Sala de Controle da Muralha Digital (Foto: Rodrigo Felix Leal/Agência Estadual de Notícias).

A economia política da vigilância “inteligente” em Curitiba

Como a vigilância algorítmica e a narrativa das cidades inteligentes se entrelaçam na capital paranaense? O artigo Building a Digital Wall: The Political Economy of Smart Surveillance in Curitiba, Brazil, de Gabriel Pereira, Carolina Israel, Rodrigo Firmino, Henrique Kramer e Júlia Abad, publicado na revista Globalizations, examina criticamente o projeto Muralha Digital da Prefeitura de Curitiba, que integra tecnologias de reconhecimento facial e monitoramento em tempo real para fins de segurança pública.

O estudo se baseia na economia política da vigilância e na obra do geógrafo Milton Santos para analisar como a Muralha Digital se insere na fábula da cidade inteligente e no avanço da privatização dos sistemas de segurança urbana. A pesquisa revela a relação entre o setor público e atores privados na implementação dessas tecnologias, destacando o papel do Instituto Cidades Inteligentes (ICI) e empresas como a chinesa Hikvision, fornecedora dos equipamentos de reconhecimento facial.

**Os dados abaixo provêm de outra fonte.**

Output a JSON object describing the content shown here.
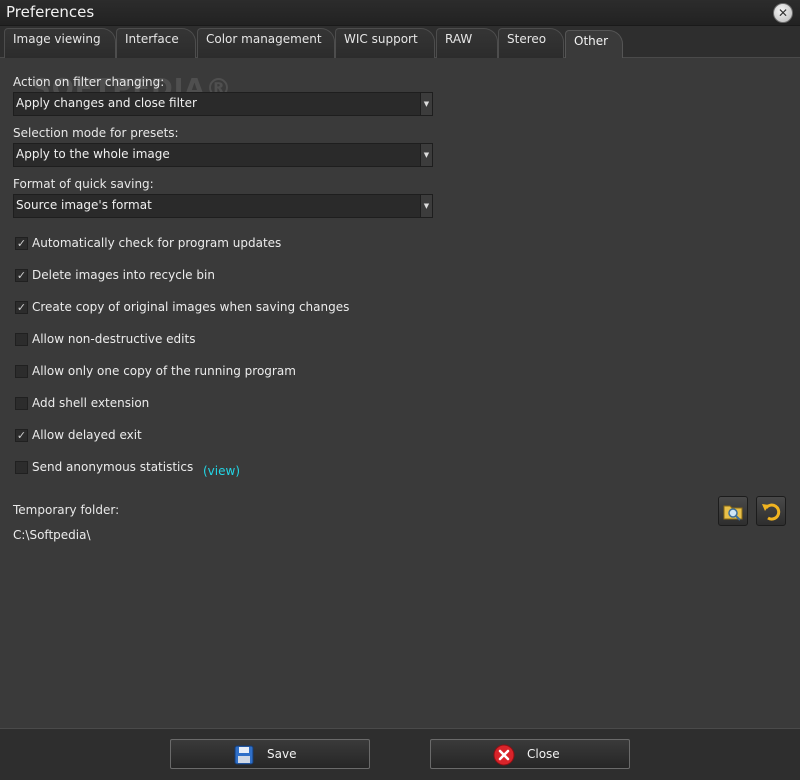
{
  "window": {
    "title": "Preferences"
  },
  "tabs": [
    {
      "label": "Image viewing"
    },
    {
      "label": "Interface"
    },
    {
      "label": "Color management"
    },
    {
      "label": "WIC support"
    },
    {
      "label": "RAW"
    },
    {
      "label": "Stereo"
    },
    {
      "label": "Other",
      "active": true
    }
  ],
  "watermark": "SOFTPEDIA®",
  "fields": {
    "filter_action": {
      "label": "Action on filter changing:",
      "value": "Apply changes and close filter"
    },
    "selection_mode": {
      "label": "Selection mode for presets:",
      "value": "Apply to the whole image"
    },
    "quick_save_format": {
      "label": "Format of quick saving:",
      "value": "Source image's format"
    }
  },
  "checkboxes": [
    {
      "label": "Automatically check for program updates",
      "checked": true
    },
    {
      "label": "Delete images into recycle bin",
      "checked": true
    },
    {
      "label": "Create copy of original images when saving changes",
      "checked": true
    },
    {
      "label": "Allow non-destructive edits",
      "checked": false
    },
    {
      "label": "Allow only one copy of the running program",
      "checked": false
    },
    {
      "label": "Add shell extension",
      "checked": false
    },
    {
      "label": "Allow delayed exit",
      "checked": true
    },
    {
      "label": "Send anonymous statistics",
      "checked": false
    }
  ],
  "statistics_link": "(view)",
  "temp_folder": {
    "label": "Temporary folder:",
    "path": "C:\\Softpedia\\"
  },
  "icons": {
    "browse": "folder-search-icon",
    "reset": "undo-icon",
    "save": "floppy-disk-icon",
    "close": "red-close-icon"
  },
  "buttons": {
    "save": "Save",
    "close": "Close"
  },
  "colors": {
    "background": "#3a3a3a",
    "link": "#22d6e6",
    "close_red": "#d9242a"
  }
}
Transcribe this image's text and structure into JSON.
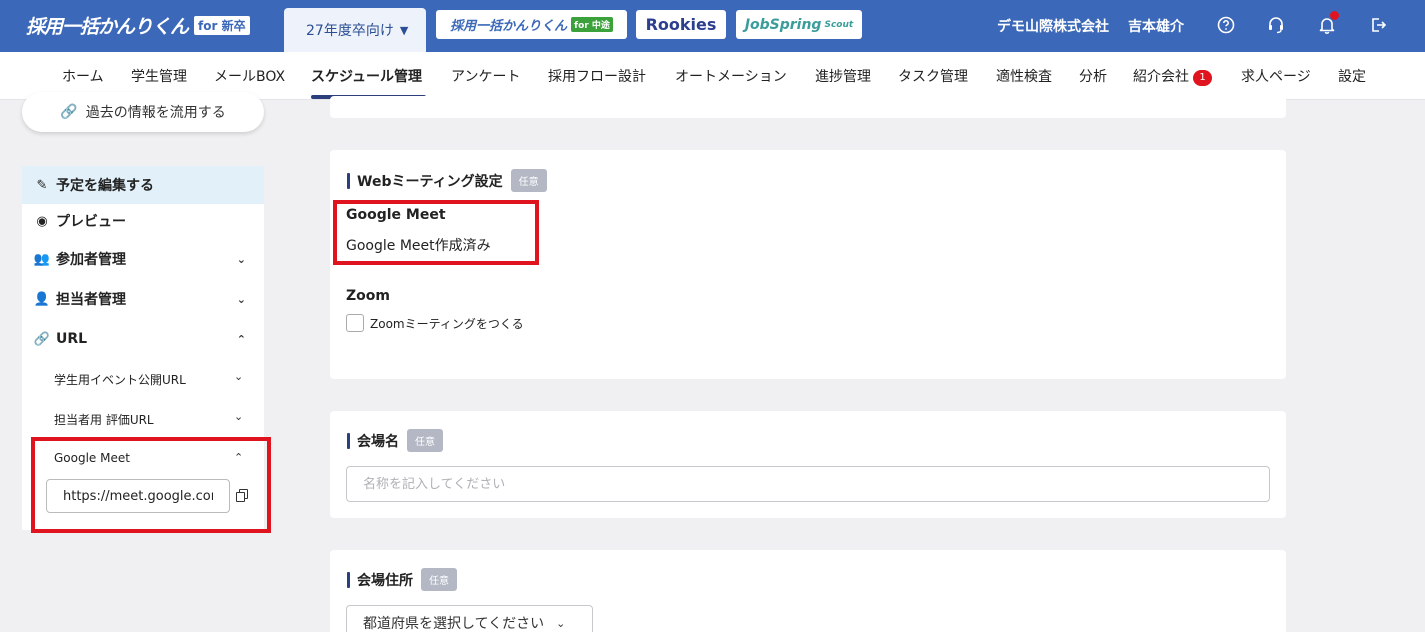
{
  "header": {
    "brand": "採用一括かんりくん",
    "brand_tag": "for 新卒",
    "year_select": "27年度卒向け",
    "logo_kanri_chuto": "採用一括かんりくん",
    "logo_kanri_chuto_tag": "for 中途",
    "logo_rookies": "Rookies",
    "logo_jobspring": "JobSpring",
    "logo_jobspring_tag": "Scout",
    "company": "デモ山際株式会社",
    "user": "吉本雄介"
  },
  "nav": {
    "items": [
      "ホーム",
      "学生管理",
      "メールBOX",
      "スケジュール管理",
      "アンケート",
      "採用フロー設計",
      "オートメーション",
      "進捗管理",
      "タスク管理",
      "適性検査",
      "分析",
      "紹介会社",
      "求人ページ",
      "設定"
    ],
    "badge": "1"
  },
  "sidebar": {
    "reuse_label": "過去の情報を流用する",
    "edit_label": "予定を編集する",
    "preview_label": "プレビュー",
    "participants_label": "参加者管理",
    "managers_label": "担当者管理",
    "url_label": "URL",
    "student_url_label": "学生用イベント公開URL",
    "evaluator_url_label": "担当者用 評価URL",
    "gmeet_label": "Google Meet",
    "gmeet_url": "https://meet.google.com"
  },
  "web_meeting": {
    "title": "Webミーティング設定",
    "tag": "任意",
    "gmeet_heading": "Google Meet",
    "gmeet_status": "Google Meet作成済み",
    "zoom_heading": "Zoom",
    "zoom_checkbox_label": "Zoomミーティングをつくる"
  },
  "venue": {
    "title": "会場名",
    "tag": "任意",
    "placeholder": "名称を記入してください"
  },
  "address": {
    "title": "会場住所",
    "tag": "任意",
    "prefecture_select": "都道府県を選択してください"
  },
  "colors": {
    "header_bg": "#3b68b8",
    "accent_navy": "#2b3f7d",
    "highlight_red": "#e0141e",
    "selected_bg": "#e2f0fa"
  }
}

A análise mostra que, por meio de parcerias público-privadas e contratações diretas, a cidade vem consolidando um modelo de governança digital opaco e de difícil escrutínio público.

O artigo discute como a Muralha Digital se apoia na retórica da eficiência tecnológica para justificar um aparato de vigilância em larga escala, utilizando o medo da violência urbana como motor para a expansão do controle algorítmico da cidade. O discurso oficial reforça a ideia de que a segurança pública pode ser aprimorada através da coleta e análise massiva de dados, sem considerar os riscos de discriminação algorítmica, ampliação de desigualdades espaciais e impactos na privacidade e na liberdade de circulação dos cidadãos.

A pesquisa também revela como Curitiba, tradicionalmente promovida como um modelo de inovação urbana no Sul Global, utiliza a Muralha Digital como vitrine para um novo paradigma de cidade inteligente fortificada. Durante eventos internacionais, como o Smart City Expo, a cidade exibe seu sistema de vigilância como um caso de sucesso, impulsionando a adoção de soluções similares em outras cidades brasileiras e latino-americanas. No entanto, o artigo argumenta que essas tecnologias não são neutras e que sua implementação, sem mecanismos de controle democrático, pode aprofundar assimetrias de poder e restringir direitos fundamentais.

Distribuição das câmeras de vigilância do projeto Muralha Digital em Curitiba, coloridas por tipo de tecnologia.

Ao analisar as conexões entre segurança pública, privatização de dados e tecnopolítica urbana, o estudo contribui para um debate urgente sobre os limites e riscos da adoção irrestrita de tecnologias de vigilância no contexto latino-americano. A pesquisa reforça a necessidade de uma governança transparente e participativa no desenvolvimento de infraestruturas urbanas digitais, evitando que a lógica do controle e da segurança justifique a ampliação de um Estado de vigilância permanente.